We don’t have to get swept up in the clutter of culture wars. Boycotting Barbie, Target, Starbucks, Greta Gerwig, women pastors, Bud Light, The Grammy’s, and the Olympics is exhausting (and annoying) to keep up with! And it’s not what makes anyone a Christian.
The influencers who spark these outrages are the Kentucky Meat Shower vultures. We’re just trying to live our quiet little lives, and then someone like Charlie Kirk swoops overhead, pukes out his opinions, and we’re like “OMG this is so great! What a miracle!”
We literally eat it up. (Bleh.)
So to answer the question in the title: No, the Lord didn't send brisket to Kentucky in 1876. Miracles don’t come hidden in rotten meat and rancid theology. It’s just not a thing.
Personally, my faith feels a lot more peaceful without the clutter. Sure, it’s ordinary. Maybe even a little boring and uneventful. But there’s something about slowing down, rejecting binaries, and stepping away from Christian consumerism that makes me feel healthier, more grounded, and more human.
If you’re going to comment, here’s what I’d love to hear:
1. What’s another churchy idiom you’d like me to deconstruct?
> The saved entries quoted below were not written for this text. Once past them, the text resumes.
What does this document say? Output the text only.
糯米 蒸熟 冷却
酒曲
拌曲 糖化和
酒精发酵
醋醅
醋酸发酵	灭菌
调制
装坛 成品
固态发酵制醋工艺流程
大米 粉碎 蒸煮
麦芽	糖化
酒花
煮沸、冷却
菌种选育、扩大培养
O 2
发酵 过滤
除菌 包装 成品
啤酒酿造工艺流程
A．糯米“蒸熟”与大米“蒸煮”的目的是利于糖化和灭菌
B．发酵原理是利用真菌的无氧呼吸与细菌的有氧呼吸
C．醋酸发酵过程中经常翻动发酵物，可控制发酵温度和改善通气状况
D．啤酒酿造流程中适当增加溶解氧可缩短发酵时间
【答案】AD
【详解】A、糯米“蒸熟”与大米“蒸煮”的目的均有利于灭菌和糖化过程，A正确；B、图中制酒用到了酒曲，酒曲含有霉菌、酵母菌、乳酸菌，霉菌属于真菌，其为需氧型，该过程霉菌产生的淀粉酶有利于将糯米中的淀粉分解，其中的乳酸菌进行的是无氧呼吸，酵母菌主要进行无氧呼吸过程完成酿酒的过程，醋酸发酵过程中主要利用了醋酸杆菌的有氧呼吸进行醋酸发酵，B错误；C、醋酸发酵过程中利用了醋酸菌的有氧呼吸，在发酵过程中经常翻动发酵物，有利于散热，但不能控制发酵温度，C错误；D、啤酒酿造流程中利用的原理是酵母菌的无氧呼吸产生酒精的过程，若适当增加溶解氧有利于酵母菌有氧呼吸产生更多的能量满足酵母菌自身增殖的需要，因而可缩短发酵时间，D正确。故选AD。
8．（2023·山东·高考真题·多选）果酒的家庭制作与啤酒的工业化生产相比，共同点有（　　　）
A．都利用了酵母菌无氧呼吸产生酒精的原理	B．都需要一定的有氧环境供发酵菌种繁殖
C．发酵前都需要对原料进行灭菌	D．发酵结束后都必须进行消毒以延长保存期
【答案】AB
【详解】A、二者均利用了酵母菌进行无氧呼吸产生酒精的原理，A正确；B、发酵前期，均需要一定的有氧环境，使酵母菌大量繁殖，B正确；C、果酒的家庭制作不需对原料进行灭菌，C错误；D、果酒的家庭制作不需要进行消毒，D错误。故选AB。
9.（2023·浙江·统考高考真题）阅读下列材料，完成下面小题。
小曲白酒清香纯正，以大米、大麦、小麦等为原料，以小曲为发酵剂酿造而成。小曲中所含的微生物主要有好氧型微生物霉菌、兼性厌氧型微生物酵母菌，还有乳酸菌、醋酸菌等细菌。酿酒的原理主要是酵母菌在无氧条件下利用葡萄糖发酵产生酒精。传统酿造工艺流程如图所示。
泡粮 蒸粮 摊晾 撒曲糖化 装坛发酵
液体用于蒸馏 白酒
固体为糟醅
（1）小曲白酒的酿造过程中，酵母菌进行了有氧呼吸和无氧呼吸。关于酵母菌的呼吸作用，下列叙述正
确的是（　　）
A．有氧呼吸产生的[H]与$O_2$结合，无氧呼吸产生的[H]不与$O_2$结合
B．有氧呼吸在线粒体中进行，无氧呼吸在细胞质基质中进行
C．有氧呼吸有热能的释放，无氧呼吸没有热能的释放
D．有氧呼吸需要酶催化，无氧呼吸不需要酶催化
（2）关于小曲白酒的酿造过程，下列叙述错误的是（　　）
2. How have you been slowing down, decluttering your faith, and giving yourself space to think critically?
I enjoyed reading this explanation of what’s happening with big name pastors.
I relate. I know some pretty shady characters in previous churches that I attended. Something that I can’t wrap my brain around is how can a person lead a “double life” and preach a seemingly great sermon?
I laughed SO hard, Haylee--and then I was suddenly sobered. You have such a way of speaking truth without bludgeoning. You know, the way the people on your list beat people over the head! You are amazing. We need you.
As for another idiom I'd love to see you deconstruct: "Love the sinner, hate the sin.:" Y'know, "sins" that actually aren't sins. It smacks of, "Who you are is hateful, but I still love you." What?!